Como observaremos na peça Libertad de sufragio de Nemesio Trejo, é possível parodiar o discurso da ideologia pertencente a um determinado setor ou grupo social (como conjunto de ideias, ou seja, as criações verbais ou a organização verbal de uma determinada “formação discursiva” – Michel Foucault, 2002); paródia que ao mesmo tempo é uma ação ideológica (JITRIK,1993).

Toda esta realidade extracênica à qual esta peça teatral e as outras que formam nosso corpus remetem (função exofórica ou dêitica) ajuda a aproximar a ficção dos sainetes à realidade e é justamente esta intertextualidade, paródia fictício-real uma das razões do seu potencial reformista, animando ao público a prosseguir com a pressão necessária para ocasionar as mudanças sociais (o chamado “poder subversivo” por Silvia Pellarolo).

O primeiro mecanismo paródico da peça está no título, que parodia o texto da lei suprema de toda Nação, a Constituição. Parte da intertextualidade de um termo legal, a liberdade de sufrágio, esse tipo de liberdade pode se desprender do Preâmbulo da Constituição Nacional Argentina de 1853 “asegurar los beneficios de la libertad para nosotros, nuestra posteridad y para todos los hombres del mundo que quieran habitar en el suelo argentino”. Embora a obra também aborde a violação de outros tipos de liberdades, legalmente, desde 1821, estavam habilitados a votar todos os cidadãos masculinos e maiores de 21 anos, sendo o voto público, fato que permitia e favorecia a coesão direta sobre o eleitor. A lei

79 vigente no período das peças estabelecia o voto público que podia ser emitido verbalmente ou por escrito. Mas a realidade, como expõe a peça, era outra: um sistema democrático limitado, pois a participação política que devia ser livre era restringida pelas elites, na base fraudulenta da pressão violenta sobre o voto cantado.
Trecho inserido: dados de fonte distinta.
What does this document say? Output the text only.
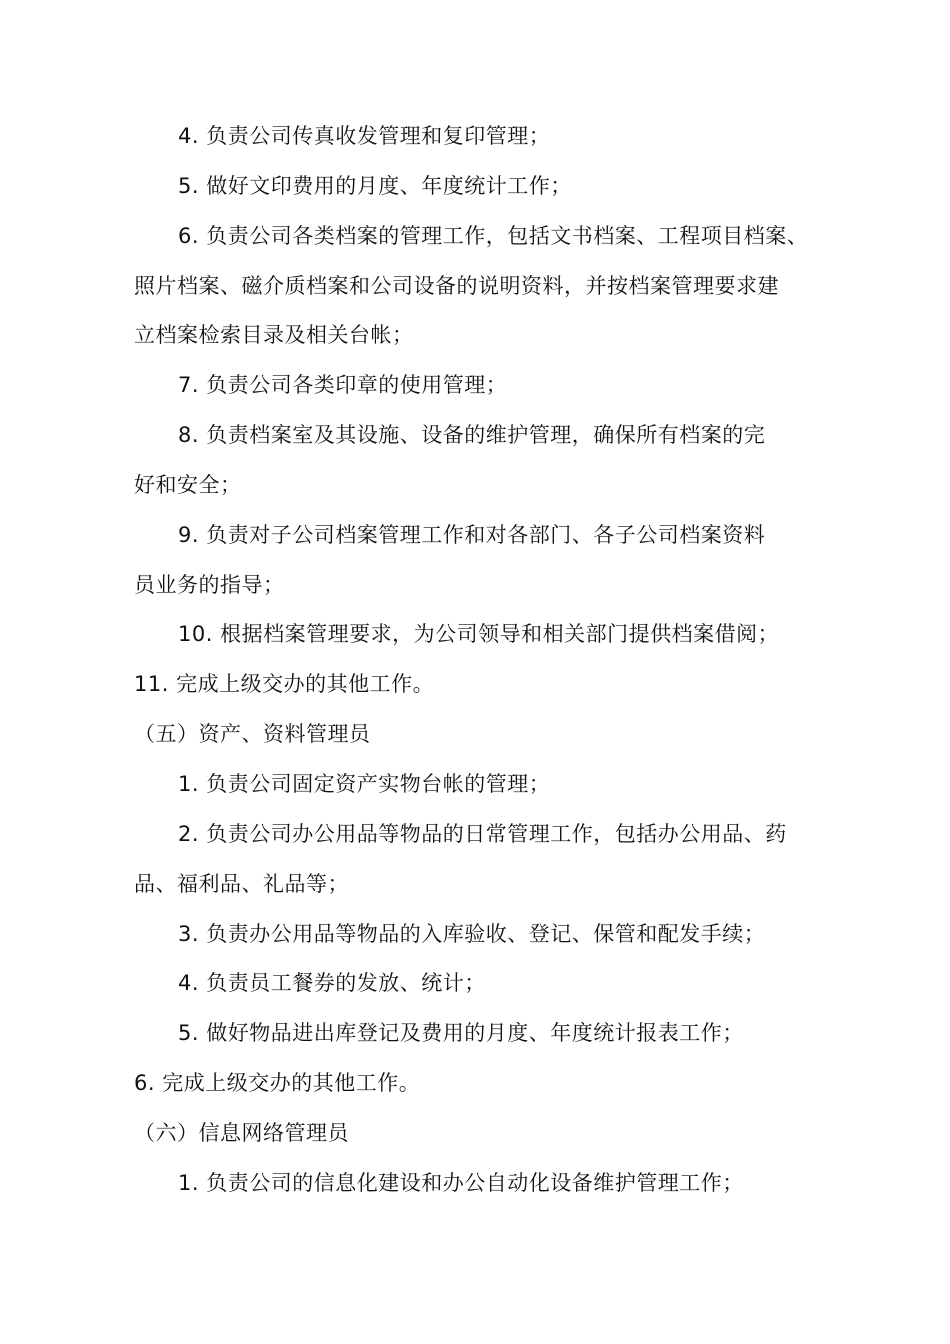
4. 负责公司传真收发管理和复印管理；
5. 做好文印费用的月度、年度统计工作；
6. 负责公司各类档案的管理工作，包括文书档案、工程项目档案、
照片档案、磁介质档案和公司设备的说明资料，并按档案管理要求建
立档案检索目录及相关台帐；
7. 负责公司各类印章的使用管理；
8. 负责档案室及其设施、设备的维护管理，确保所有档案的完
好和安全；
9. 负责对子公司档案管理工作和对各部门、各子公司档案资料
员业务的指导；
10. 根据档案管理要求，为公司领导和相关部门提供档案借阅；
11. 完成上级交办的其他工作。
（五）资产、资料管理员
1. 负责公司固定资产实物台帐的管理；
2. 负责公司办公用品等物品的日常管理工作，包括办公用品、药
品、福利品、礼品等；
3. 负责办公用品等物品的入库验收、登记、保管和配发手续；
4. 负责员工餐券的发放、统计；
5. 做好物品进出库登记及费用的月度、年度统计报表工作；
6. 完成上级交办的其他工作。
（六）信息网络管理员
1. 负责公司的信息化建设和办公自动化设备维护管理工作；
Diferente de outras peças do período que faziam uma exposição multitudinária de personagens, a quantidade de papéis dessa peça concorda com a menor quantidade dos períodos seguintes. Especificamente, as figuras estrangeiras são mais limitadas que em Los políticos, em que temos um napolitano, e outra figura que possivelmente seja a primeira personagem brasileira do sainete19. Na verdade, as peças de Trejo, diferente das de outros dramaturgos, não terão uma presença estrangeira tão marcante, mas sim uma crítica política mais profunda.

Nesta peça, desde o início, aparece a comicidade mediante o diálogo inicial entre o marido e a esposa, na paródia da simples ação de limpar sua humilde roupa. O riso é provocado, por exemplo, pela automatização da ação da limpeza e os seus jogos linguísticos (BERGSON, 2008). Logo na primeira cena, os espectadores são introduzidos ao tema político e à presença de apartes que se repetirão em toda a obra, aumentando sua comicidade.

A primeira cena do primeiro ato por médio da eleição do espaço “una pobre habitación” indica que há um problema profundo e uma tentativa de deixa-lo de lado. Assim, a peça inicia no espaço de convivência de uma família humilde: Encarnación, Modesto e Elisa. Os diálogos se constroem com base em confusões e jogos linguísticos com as manchas e o processo de tirá-las que levam a outras situações cômicas. Um bom exemplo é a confusão causada pela fala de Encarnación enquanto a filha faz mate para o pai: “ECHALÉ BASTANTE AGUARDIENTE PUES LE HACE FALTA.”.

ENCARNACIÓN.— ECHALÉ BASTANTE AGUARDIENTE PUES LE HACE FALTA.

19 Interpreta-se a presença inovadora desta personagem brasileira como uma lembrança dos

intercâmbios culturais produzidos entre o Brasil e a Argentina através, principalmente, das famílias/companhias circenses. Além de ser justificada pela grande circulação internacional que tiveram as peças de Nemesio Trejo no período, chegando a serem representadas inclusive na Espanha.